Der Apotheker Christoph Gulde in der Solitude-Apotheke in Weilimdorf. Foto: Lichtgut/Julian Rettig

Die Menge, die Länge und auch die Auswirkungen der Lieferengpässe bei Medikamenten ist deutlich dramatischer geworden. Derzeit fehlen über 300 Arzneimittel. Das stellt auch die Apotheken in Stuttgart vor Probleme.

Schon seit längerer Zeit muss Christoph Gulde Mangelverwaltung betreiben. Gezwungenermaßen. Denn Gulde ist Inhaber der Solitude-Apotheke in Weilimdorf – und als solcher kennt er Lieferengpässe. Allerdings seien die Menge, die Länge und auch die Auswirkungen dieser Engpässe deutlich dramatischer geworden: Die Liste der fehlenden Medikamente ist mittlerweile auf mehr als 300 Arzneimittel angewachsen, im Juli lag sie noch bei knapp über 200.
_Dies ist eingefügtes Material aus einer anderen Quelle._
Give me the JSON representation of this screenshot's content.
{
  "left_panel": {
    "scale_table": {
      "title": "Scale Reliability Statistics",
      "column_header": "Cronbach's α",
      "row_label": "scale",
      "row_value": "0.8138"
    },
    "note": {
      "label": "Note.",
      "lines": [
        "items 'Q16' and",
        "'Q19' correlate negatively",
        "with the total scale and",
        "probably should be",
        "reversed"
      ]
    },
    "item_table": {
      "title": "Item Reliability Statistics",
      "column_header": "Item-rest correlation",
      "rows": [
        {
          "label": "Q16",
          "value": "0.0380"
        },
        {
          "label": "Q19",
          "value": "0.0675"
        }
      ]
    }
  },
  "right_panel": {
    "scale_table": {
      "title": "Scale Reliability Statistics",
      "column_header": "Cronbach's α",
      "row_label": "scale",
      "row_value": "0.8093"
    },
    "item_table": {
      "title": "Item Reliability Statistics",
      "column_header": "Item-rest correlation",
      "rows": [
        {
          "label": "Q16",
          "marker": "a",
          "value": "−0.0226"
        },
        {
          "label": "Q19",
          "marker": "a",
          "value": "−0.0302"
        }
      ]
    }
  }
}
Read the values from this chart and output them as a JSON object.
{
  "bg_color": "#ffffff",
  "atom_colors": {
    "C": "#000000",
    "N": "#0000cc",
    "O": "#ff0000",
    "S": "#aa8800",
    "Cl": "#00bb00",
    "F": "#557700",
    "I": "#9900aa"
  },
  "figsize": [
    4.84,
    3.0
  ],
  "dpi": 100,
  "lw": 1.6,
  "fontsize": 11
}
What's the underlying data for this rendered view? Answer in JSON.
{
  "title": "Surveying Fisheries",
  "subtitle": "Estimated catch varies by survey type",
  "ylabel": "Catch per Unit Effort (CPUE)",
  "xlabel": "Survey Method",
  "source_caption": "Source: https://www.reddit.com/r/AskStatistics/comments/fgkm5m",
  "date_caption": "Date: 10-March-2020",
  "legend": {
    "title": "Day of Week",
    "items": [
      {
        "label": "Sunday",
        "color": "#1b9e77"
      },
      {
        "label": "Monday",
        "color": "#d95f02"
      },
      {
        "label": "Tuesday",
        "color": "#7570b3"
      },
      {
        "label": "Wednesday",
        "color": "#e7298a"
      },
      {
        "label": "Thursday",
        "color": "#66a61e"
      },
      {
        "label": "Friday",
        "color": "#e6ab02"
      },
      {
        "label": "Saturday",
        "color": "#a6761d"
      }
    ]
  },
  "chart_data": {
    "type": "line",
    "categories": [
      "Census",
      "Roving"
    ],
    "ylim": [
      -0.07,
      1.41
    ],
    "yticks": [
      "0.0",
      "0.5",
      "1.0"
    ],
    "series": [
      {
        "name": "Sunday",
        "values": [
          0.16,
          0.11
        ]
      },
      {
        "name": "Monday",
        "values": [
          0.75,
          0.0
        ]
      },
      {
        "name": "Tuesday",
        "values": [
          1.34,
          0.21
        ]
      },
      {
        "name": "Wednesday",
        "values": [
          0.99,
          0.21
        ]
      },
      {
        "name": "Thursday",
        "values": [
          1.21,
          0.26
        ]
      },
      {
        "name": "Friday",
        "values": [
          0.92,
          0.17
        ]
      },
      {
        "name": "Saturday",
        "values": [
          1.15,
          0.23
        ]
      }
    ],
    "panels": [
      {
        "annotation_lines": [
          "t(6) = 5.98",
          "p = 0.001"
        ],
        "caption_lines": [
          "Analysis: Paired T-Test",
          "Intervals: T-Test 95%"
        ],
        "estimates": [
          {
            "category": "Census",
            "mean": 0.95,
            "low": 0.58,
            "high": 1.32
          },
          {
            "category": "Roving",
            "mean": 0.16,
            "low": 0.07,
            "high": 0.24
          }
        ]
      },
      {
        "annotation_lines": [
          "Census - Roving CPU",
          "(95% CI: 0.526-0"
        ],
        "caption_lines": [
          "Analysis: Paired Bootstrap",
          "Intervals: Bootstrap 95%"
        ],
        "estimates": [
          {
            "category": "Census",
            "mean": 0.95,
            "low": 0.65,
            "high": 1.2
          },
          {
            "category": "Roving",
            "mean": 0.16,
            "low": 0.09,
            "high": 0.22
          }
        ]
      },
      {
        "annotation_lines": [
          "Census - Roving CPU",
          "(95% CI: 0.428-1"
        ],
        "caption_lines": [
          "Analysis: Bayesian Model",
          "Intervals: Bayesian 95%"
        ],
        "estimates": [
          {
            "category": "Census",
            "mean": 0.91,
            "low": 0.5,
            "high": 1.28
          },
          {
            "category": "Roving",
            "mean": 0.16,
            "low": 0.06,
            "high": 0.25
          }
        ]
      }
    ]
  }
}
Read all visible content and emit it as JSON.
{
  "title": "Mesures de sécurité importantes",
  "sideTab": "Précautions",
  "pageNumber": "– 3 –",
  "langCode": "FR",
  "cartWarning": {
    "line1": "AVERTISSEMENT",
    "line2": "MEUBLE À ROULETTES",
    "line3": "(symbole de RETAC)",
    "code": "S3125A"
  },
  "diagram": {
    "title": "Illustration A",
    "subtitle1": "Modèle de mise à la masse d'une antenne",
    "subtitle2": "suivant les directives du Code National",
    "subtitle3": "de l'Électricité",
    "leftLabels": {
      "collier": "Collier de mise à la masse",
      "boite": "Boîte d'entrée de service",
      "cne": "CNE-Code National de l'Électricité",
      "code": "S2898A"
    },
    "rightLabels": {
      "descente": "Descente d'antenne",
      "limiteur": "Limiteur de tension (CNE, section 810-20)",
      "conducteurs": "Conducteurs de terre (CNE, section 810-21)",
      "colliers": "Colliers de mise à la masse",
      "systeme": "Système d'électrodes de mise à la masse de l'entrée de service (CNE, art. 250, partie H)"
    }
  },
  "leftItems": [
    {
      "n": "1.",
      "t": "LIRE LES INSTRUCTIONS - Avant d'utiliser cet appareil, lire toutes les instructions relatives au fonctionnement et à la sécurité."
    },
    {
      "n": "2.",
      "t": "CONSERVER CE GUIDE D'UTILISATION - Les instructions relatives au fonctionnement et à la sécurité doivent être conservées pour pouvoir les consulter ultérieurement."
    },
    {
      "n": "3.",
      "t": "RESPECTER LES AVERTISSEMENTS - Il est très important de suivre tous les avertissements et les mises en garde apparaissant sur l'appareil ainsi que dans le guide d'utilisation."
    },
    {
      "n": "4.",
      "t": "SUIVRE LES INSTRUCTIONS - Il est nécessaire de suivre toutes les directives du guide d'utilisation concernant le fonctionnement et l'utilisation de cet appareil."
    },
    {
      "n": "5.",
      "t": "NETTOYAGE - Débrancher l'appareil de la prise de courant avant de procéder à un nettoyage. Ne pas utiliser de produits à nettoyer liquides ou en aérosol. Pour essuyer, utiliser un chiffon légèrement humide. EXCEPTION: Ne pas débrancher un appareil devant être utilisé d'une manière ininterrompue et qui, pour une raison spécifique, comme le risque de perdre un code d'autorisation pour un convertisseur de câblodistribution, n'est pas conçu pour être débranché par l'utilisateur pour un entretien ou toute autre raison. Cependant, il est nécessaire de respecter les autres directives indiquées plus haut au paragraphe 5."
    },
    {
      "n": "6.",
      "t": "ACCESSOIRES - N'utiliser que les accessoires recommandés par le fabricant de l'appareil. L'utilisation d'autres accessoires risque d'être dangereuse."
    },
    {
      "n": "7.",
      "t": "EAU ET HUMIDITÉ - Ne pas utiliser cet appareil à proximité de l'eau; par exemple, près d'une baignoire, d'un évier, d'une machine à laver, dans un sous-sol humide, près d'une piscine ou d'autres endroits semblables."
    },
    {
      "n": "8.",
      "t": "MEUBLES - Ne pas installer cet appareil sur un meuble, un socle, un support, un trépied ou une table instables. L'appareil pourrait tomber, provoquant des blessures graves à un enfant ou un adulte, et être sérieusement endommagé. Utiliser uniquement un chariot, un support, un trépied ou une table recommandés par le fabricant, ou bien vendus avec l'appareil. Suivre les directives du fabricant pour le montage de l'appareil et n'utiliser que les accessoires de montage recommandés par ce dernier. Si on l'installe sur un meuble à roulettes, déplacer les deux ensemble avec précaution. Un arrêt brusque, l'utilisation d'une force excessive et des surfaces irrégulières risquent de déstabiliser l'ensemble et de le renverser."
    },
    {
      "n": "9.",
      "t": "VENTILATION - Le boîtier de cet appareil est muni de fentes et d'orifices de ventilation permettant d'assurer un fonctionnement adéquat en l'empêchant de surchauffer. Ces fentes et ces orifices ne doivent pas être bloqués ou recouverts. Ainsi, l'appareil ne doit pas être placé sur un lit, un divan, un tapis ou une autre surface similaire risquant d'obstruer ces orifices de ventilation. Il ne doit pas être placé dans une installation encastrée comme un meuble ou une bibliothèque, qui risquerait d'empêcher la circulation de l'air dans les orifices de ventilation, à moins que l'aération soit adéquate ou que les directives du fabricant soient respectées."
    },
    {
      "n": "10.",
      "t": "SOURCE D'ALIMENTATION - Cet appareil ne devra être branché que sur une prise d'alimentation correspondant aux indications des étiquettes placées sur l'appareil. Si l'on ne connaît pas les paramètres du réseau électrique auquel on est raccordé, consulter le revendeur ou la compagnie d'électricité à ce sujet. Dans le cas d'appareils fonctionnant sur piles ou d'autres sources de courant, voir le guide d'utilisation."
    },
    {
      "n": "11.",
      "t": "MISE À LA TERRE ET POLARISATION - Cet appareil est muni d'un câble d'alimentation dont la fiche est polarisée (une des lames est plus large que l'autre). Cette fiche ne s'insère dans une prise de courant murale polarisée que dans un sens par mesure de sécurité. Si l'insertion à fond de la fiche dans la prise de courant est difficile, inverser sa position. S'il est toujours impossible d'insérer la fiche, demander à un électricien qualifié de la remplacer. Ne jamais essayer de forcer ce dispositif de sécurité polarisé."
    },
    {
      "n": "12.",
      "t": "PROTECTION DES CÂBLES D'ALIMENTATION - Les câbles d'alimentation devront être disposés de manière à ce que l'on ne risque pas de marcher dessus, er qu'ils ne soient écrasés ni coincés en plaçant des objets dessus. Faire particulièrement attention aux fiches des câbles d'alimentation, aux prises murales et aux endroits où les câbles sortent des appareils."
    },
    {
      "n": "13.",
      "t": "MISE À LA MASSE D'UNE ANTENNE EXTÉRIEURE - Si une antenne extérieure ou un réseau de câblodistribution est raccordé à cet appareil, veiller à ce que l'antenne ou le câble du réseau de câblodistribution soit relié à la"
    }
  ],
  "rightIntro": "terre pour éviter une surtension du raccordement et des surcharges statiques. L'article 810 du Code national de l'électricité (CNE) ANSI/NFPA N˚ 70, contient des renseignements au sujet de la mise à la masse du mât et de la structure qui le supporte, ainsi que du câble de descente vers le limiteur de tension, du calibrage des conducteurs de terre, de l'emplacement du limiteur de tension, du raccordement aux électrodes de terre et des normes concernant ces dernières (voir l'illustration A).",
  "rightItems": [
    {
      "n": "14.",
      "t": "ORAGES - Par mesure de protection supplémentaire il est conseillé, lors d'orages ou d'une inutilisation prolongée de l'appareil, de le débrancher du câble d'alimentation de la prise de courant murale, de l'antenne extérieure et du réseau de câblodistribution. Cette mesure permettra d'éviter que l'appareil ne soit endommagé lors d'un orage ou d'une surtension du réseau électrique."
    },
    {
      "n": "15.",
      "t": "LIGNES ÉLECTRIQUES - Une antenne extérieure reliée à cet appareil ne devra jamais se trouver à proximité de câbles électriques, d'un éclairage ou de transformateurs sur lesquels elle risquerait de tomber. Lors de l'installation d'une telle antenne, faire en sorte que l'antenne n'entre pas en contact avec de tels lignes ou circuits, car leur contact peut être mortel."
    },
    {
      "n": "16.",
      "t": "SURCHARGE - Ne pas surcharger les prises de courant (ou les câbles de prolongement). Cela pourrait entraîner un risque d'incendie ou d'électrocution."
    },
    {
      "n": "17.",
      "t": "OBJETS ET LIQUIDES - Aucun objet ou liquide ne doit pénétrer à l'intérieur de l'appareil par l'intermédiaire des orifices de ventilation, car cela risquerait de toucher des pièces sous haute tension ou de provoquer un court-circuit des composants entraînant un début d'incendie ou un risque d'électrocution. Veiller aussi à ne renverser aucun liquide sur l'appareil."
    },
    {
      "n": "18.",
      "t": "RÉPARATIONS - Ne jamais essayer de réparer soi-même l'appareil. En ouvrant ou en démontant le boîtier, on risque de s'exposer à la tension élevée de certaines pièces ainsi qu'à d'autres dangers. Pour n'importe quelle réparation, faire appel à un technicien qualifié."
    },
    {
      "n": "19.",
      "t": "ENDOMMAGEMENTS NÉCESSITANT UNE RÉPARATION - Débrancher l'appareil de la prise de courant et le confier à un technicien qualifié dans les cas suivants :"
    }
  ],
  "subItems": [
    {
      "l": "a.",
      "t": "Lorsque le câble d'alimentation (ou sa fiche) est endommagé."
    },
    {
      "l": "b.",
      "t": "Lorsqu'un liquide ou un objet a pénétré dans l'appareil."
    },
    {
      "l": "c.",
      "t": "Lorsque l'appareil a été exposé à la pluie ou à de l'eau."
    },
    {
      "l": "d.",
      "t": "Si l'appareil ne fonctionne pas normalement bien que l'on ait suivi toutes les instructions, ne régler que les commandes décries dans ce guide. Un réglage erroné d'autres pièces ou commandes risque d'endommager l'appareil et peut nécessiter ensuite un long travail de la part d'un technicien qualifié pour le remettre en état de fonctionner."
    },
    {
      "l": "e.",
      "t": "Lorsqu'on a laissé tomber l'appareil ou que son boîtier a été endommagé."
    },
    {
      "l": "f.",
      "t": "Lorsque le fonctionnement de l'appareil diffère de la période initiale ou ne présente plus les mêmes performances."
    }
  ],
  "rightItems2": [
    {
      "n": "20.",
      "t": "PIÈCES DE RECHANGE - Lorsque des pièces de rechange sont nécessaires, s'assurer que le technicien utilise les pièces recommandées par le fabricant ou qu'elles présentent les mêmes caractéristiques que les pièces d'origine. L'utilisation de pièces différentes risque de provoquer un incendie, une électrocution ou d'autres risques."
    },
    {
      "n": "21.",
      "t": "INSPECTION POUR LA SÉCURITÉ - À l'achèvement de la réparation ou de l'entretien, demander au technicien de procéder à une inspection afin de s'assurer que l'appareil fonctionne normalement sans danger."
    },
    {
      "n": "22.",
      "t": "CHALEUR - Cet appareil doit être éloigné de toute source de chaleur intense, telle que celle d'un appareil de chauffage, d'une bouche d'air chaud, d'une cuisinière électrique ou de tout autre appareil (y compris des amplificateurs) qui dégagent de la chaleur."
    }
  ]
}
Darunter sind nach wie vor Standardmedikamente wie Fiebersäfte für Kinder, etwa Paracetamolsaft. Gru nd für die Knappheit sei, dass die Anzahl der Hersteller für flüssige Paracetamol-Zubereitungen in den vergangenen Jahren stark abgenommen habe. Laut Gulde gibt es diese Marktverengung, weil der Festbetrag pro Paracetamol-Saft, also der maximale Betrag, den die gesetzlichen Krankenkassen für dieses Arzneimittel bezahlen, so niedrig sei. Obwohl die Preise für Energie, Logistik und Wirkstoffe ansteigen, habe sich der Betrag, den die Hersteller von den Krankenkassen erhalten, seit einem Jahrzehnt nicht verändert.

Dabei habe sich nicht nur der Preis für das Paracetamol deutlich erhöht, sondern etwa auch der Preis für die Glasflasche, in der der Saft geliefert würde – vor allem wegen der hohen Energiekosten. „Bei den Festpreisen muss dringend nachgesteuert werden, sonst besteht generell die Gefahr, dass Zulassungsinhaber darauf verzichten, ein Medikament herzustellen“, sagt Gulde, der auch Vorsitzender der Region Stuttgart beim Landesapothekenverband ist.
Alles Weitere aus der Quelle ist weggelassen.